Pés furados: um conto freudiano




Ele partira e partiu-se. Resumidamente, essa é a sua história. A única que tem hoje na memória e diz: “Parti e parti-me”.

Algo do ventre clamara seu papel ambivalente de primogênito-provedor. Mesmo assim ele decidira ir e, pela primeira vez, viajara à noite. Não fora a distância que o amedrontara, mas a escuridão em si, a falta de clareza. Nunca confiara na luz da lua.

Tudo muito simples. A viagem se realizara a pé, com uma lamparina e dois amores. Entretanto, toda viagem é longa quando não se pretende voltar. E isso ainda o deixara inseguro. Lampejos de impermanência. Os tempos mudam.

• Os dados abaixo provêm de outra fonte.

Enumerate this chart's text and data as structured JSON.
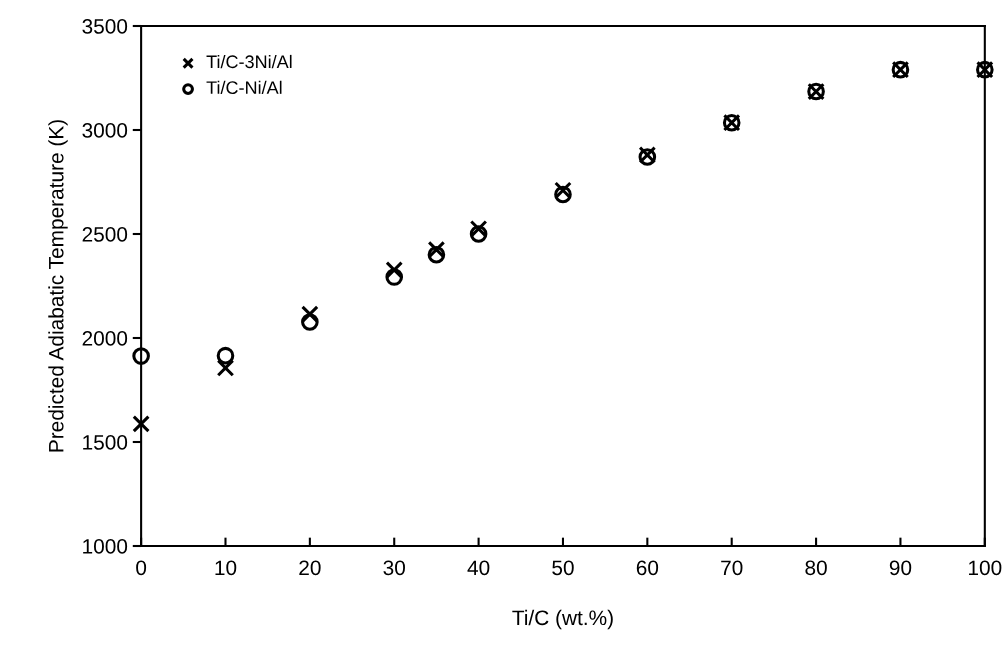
{
  "chart_data": {
    "type": "scatter",
    "xlabel": "Ti/C (wt.%)",
    "ylabel": "Predicted Adiabatic Temperature (K)",
    "x": [
      0,
      10,
      20,
      30,
      35,
      40,
      50,
      60,
      70,
      80,
      90,
      100
    ],
    "series": [
      {
        "name": "Ti/C-3Ni/Al",
        "color": "#000000",
        "marker": "cross",
        "values": [
          1587,
          1856,
          2115,
          2327,
          2425,
          2525,
          2710,
          2880,
          3035,
          3185,
          3290,
          3290
        ]
      },
      {
        "name": "Ti/C-Ni/Al",
        "color": "#000000",
        "marker": "circle",
        "values": [
          1913,
          1915,
          2077,
          2293,
          2400,
          2500,
          2690,
          2870,
          3035,
          3185,
          3290,
          3290
        ]
      }
    ],
    "xlim": [
      0,
      100
    ],
    "xticks": [
      0,
      10,
      20,
      30,
      40,
      50,
      60,
      70,
      80,
      90,
      100
    ],
    "ylim": [
      1000,
      3500
    ],
    "yticks": [
      1000,
      1500,
      2000,
      2500,
      3000,
      3500
    ],
    "grid": false,
    "legend": "top left"
  }
}
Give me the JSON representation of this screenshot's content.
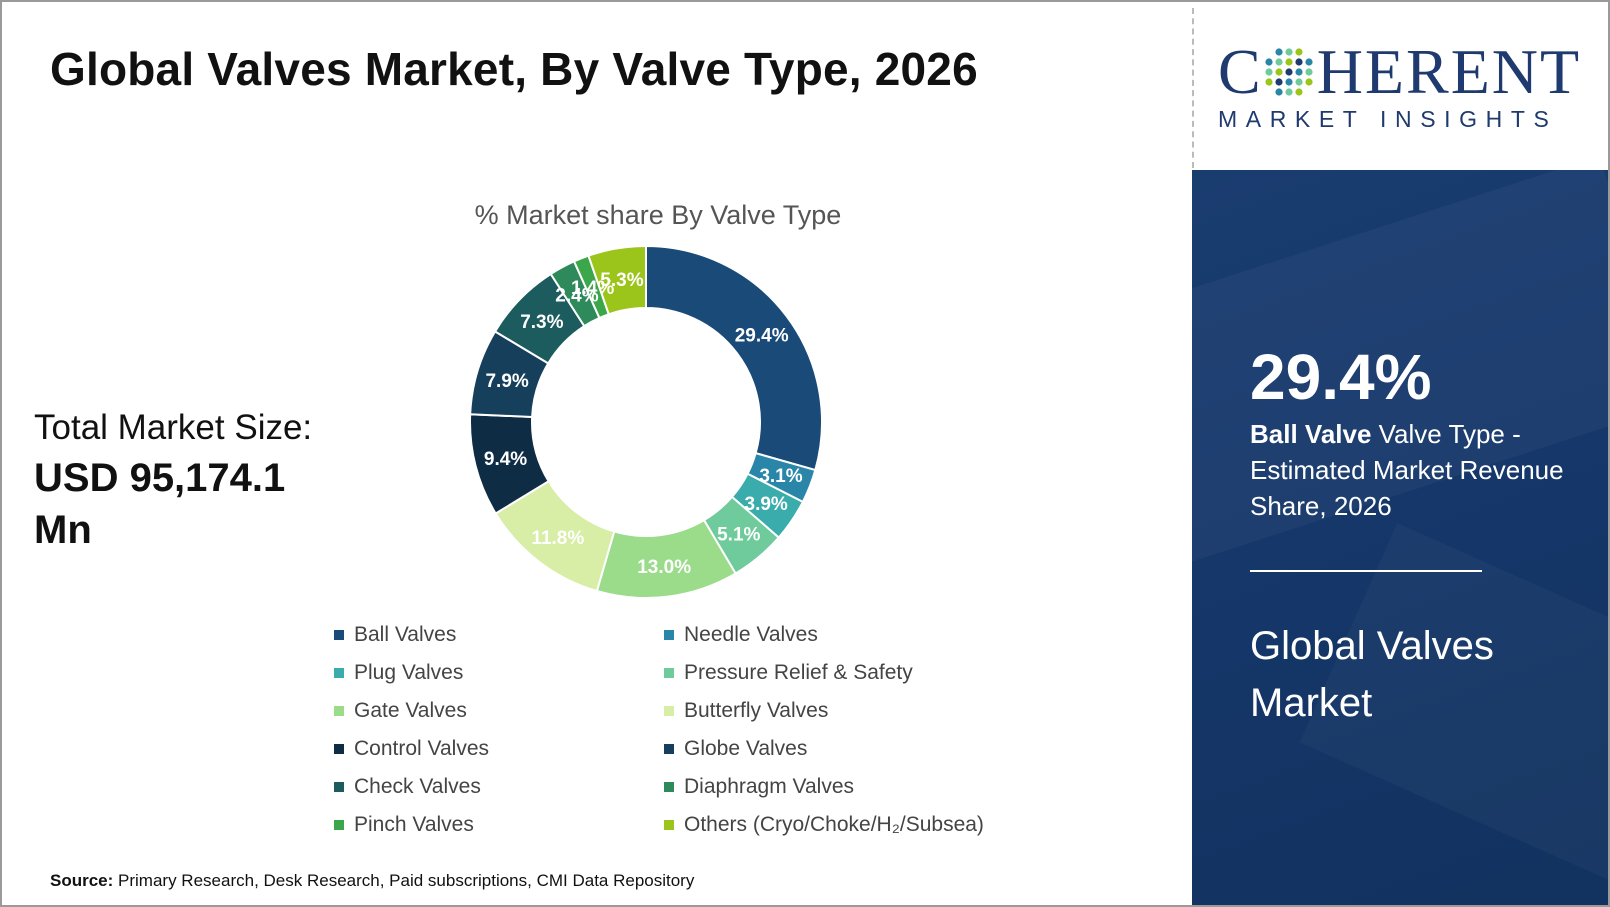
{
  "title": "Global Valves Market, By Valve Type, 2026",
  "total_market": {
    "label": "Total Market Size:",
    "value": "USD 95,174.1 Mn"
  },
  "chart_data": {
    "type": "pie",
    "donut": true,
    "title": "% Market share By Valve Type",
    "legend_position": "bottom",
    "unit": "%",
    "slices": [
      {
        "label": "Ball Valves",
        "value": 29.4,
        "display": "29.4%",
        "color": "#1a4a78"
      },
      {
        "label": "Needle Valves",
        "value": 3.1,
        "display": "3.1%",
        "color": "#2a86a8"
      },
      {
        "label": "Plug Valves",
        "value": 3.9,
        "display": "3.9%",
        "color": "#3aacab"
      },
      {
        "label": "Pressure Relief & Safety",
        "value": 5.1,
        "display": "5.1%",
        "color": "#6fcb9b"
      },
      {
        "label": "Gate Valves",
        "value": 13.0,
        "display": "13.0%",
        "color": "#9adc8a"
      },
      {
        "label": "Butterfly Valves",
        "value": 11.8,
        "display": "11.8%",
        "color": "#d8eda6"
      },
      {
        "label": "Control Valves",
        "value": 9.4,
        "display": "9.4%",
        "color": "#0f2c45"
      },
      {
        "label": "Globe Valves",
        "value": 7.9,
        "display": "7.9%",
        "color": "#163f5c"
      },
      {
        "label": "Check Valves",
        "value": 7.3,
        "display": "7.3%",
        "color": "#1c5b5e"
      },
      {
        "label": "Diaphragm Valves",
        "value": 2.4,
        "display": "2.4%",
        "color": "#2e8a5a"
      },
      {
        "label": "Pinch Valves",
        "value": 1.4,
        "display": "1.4%",
        "color": "#3ca64a"
      },
      {
        "label": "Others (Cryo/Choke/H₂/Subsea)",
        "value": 5.3,
        "display": "5.3%",
        "color": "#9cc51c"
      }
    ]
  },
  "source": {
    "label": "Source:",
    "text": "Primary Research, Desk Research, Paid subscriptions, CMI Data Repository"
  },
  "logo": {
    "top": "COHERENT",
    "top_first": "C",
    "top_rest": "HERENT",
    "bottom": "MARKET INSIGHTS"
  },
  "highlight": {
    "percent": "29.4%",
    "segment_bold": "Ball Valve",
    "description": " Valve Type - Estimated Market Revenue Share, 2026",
    "market_name": "Global Valves Market"
  }
}
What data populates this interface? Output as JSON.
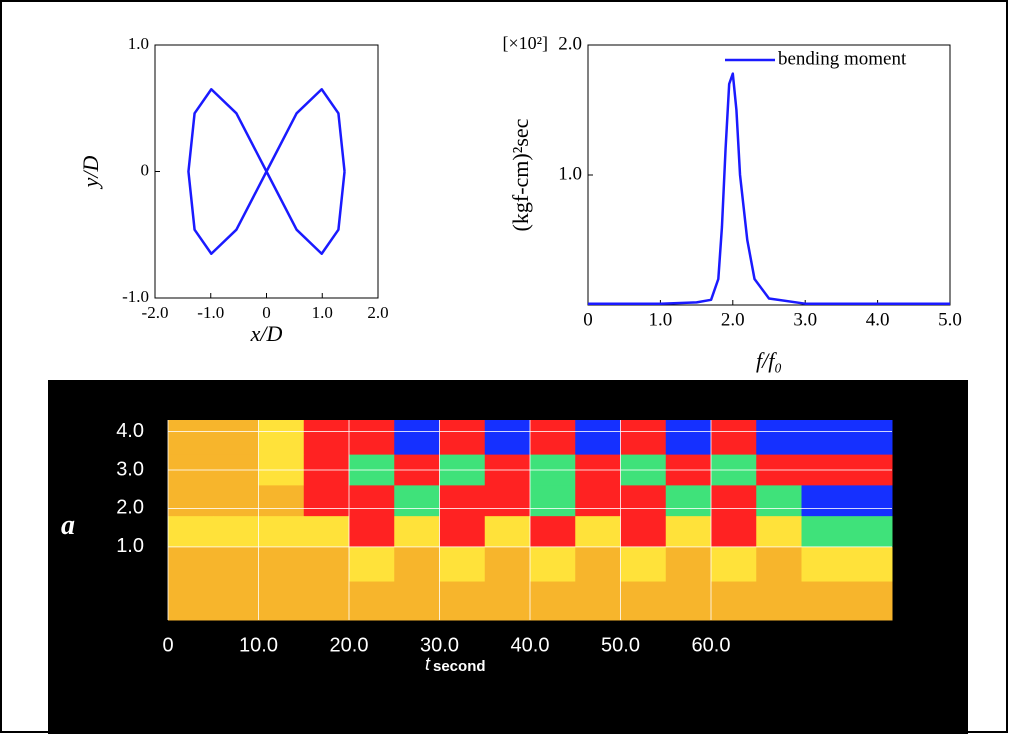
{
  "chart_data": [
    {
      "type": "line",
      "xlabel": "x/D",
      "ylabel": "y/D",
      "xlim": [
        -2,
        2
      ],
      "ylim": [
        -1,
        1
      ],
      "xticks": [
        {
          "value": -2,
          "label": "-2.0"
        },
        {
          "value": -1,
          "label": "-1.0"
        },
        0,
        {
          "value": 1,
          "label": "1.0"
        },
        {
          "value": 2,
          "label": "2.0"
        }
      ],
      "yticks": [
        {
          "value": -1,
          "label": "-1.0"
        },
        0,
        {
          "value": 1,
          "label": "1.0"
        }
      ],
      "x": [
        1.4,
        1.29,
        0.99,
        0.54,
        0,
        -0.54,
        -0.99,
        -1.29,
        -1.4,
        -1.29,
        -0.99,
        -0.54,
        0,
        0.54,
        0.99,
        1.29,
        1.4
      ],
      "series": [
        {
          "color": "#1a1aff",
          "values": [
            0,
            0.46,
            0.65,
            0.46,
            0,
            -0.46,
            -0.65,
            -0.46,
            0,
            0.46,
            0.65,
            0.46,
            0,
            -0.46,
            -0.65,
            -0.46,
            0
          ]
        }
      ]
    },
    {
      "type": "line",
      "xlabel": "f/f₀",
      "ylabel": "(kgf-cm)²sec",
      "y_scale_label": "[×10²]",
      "xlim": [
        0,
        5
      ],
      "ylim": [
        0,
        2
      ],
      "xticks": [
        0,
        {
          "value": 1,
          "label": "1.0"
        },
        {
          "value": 2,
          "label": "2.0"
        },
        {
          "value": 3,
          "label": "3.0"
        },
        {
          "value": 4,
          "label": "4.0"
        },
        {
          "value": 5,
          "label": "5.0"
        }
      ],
      "yticks": [
        {
          "value": 1,
          "label": "1.0"
        },
        {
          "value": 2,
          "label": "2.0"
        }
      ],
      "x": [
        0,
        0.5,
        1,
        1.5,
        1.7,
        1.8,
        1.85,
        1.9,
        1.95,
        2.0,
        2.05,
        2.1,
        2.2,
        2.3,
        2.5,
        3,
        4,
        5
      ],
      "series": [
        {
          "name": "bending moment",
          "color": "#1a1aff",
          "values": [
            0.01,
            0.01,
            0.01,
            0.02,
            0.04,
            0.2,
            0.6,
            1.2,
            1.7,
            1.78,
            1.5,
            1.0,
            0.5,
            0.2,
            0.05,
            0.01,
            0.01,
            0.01
          ]
        }
      ]
    },
    {
      "type": "heatmap",
      "xlabel": "t",
      "xlabel_unit": "second",
      "ylabel": "a",
      "xlim": [
        0,
        80
      ],
      "ylim": [
        -0.9,
        4.3
      ],
      "xticks": [
        0,
        {
          "value": 10,
          "label": "10.0"
        },
        {
          "value": 20,
          "label": "20.0"
        },
        {
          "value": 30,
          "label": "30.0"
        },
        {
          "value": 40,
          "label": "40.0"
        },
        {
          "value": 50,
          "label": "50.0"
        },
        {
          "value": 60,
          "label": "60.0"
        }
      ],
      "yticks": [
        {
          "value": 1,
          "label": "1.0"
        },
        {
          "value": 2,
          "label": "2.0"
        },
        {
          "value": 3,
          "label": "3.0"
        },
        {
          "value": 4,
          "label": "4.0"
        }
      ],
      "colors": [
        "#f7b52c",
        "#ffe23a",
        "#3fe27a",
        "#ff2222",
        "#1530ff"
      ],
      "x": [
        2.5,
        7.5,
        12.5,
        17.5,
        22.5,
        27.5,
        32.5,
        37.5,
        42.5,
        47.5,
        52.5,
        57.5,
        62.5,
        67.5,
        72.5
      ],
      "y": [
        3.8,
        3.0,
        2.2,
        1.4,
        0.6,
        -0.4
      ],
      "z": [
        [
          0,
          0,
          1,
          3,
          3,
          4,
          3,
          4,
          3,
          4,
          3,
          4,
          3,
          4,
          4
        ],
        [
          0,
          0,
          1,
          3,
          2,
          3,
          2,
          3,
          2,
          3,
          2,
          3,
          2,
          3,
          3
        ],
        [
          0,
          0,
          0,
          3,
          3,
          2,
          3,
          3,
          2,
          3,
          3,
          2,
          3,
          2,
          4
        ],
        [
          1,
          1,
          1,
          1,
          3,
          1,
          3,
          1,
          3,
          1,
          3,
          1,
          3,
          1,
          2
        ],
        [
          0,
          0,
          0,
          0,
          1,
          0,
          1,
          0,
          1,
          0,
          1,
          0,
          1,
          0,
          1
        ],
        [
          0,
          0,
          0,
          0,
          0,
          0,
          0,
          0,
          0,
          0,
          0,
          0,
          0,
          0,
          0
        ]
      ]
    }
  ]
}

Não viajou sozinho. Tinha ambas as mãos dadas. Se não enxergava por onde percorria, que ao menos sentisse na pele as duas razões de todo esforço. Como poderia saber seu destino? Convenceu-se que a estrada pouco importava e pela primeira vez ousou não tornar seu coração comedido.

Passaram-se meses até que o percurso chegasse ao fim. Os pés sangravam. A descoberta que não há meios de viajar sem dor escorria rubra pelo chão. Sua única companhia era a concretização de seu próprio medo, temperado com requintes fleumáticos. Pior, não havia rastros que o levassem facilmente ao ponto de partida. Mas não podia esperar. Agachado, rebaixado, agarrava-se aos pés furados que só podiam ser os seus.

Seu desamparo se espraiou pela obscuridade que agora era toda sua vida. A paixão que o encorajou a solver o enigma existencial foi a causa da sua cegueira. Delirante e irreconhecível, o homem seguiu seu destino: não morreu. Antes disso, mãos calejadas que jamais havia sentido o ergueram e guiaram. Eram anjos. Teria ainda alguma dignidade para sofrer aqueles tormentos? Ele teve alguma fé.

Agora não importava mais as condições da via de retorno. Não era sua decisão. Era seu fado, seu fardo. Trouxe o escuro para dentro de si, e essa foi a forma corajosa de sublimá-lo. Secretou-o em seu fígado e se pôs em marcha de regresso. A segunda jornada era a volta ao seio de sua identidade. O que não podia mais ver, passou a identificar pelo cheiro. Estava absolutamente só, exceto pela companhia de seres fantásticos. Reencontrou os entes de sua criação.

De volta ao lar, deixou os cômodos com todas as luzes apagadas. Lá fora toda via brilha. Pronto para viajar, finalmente.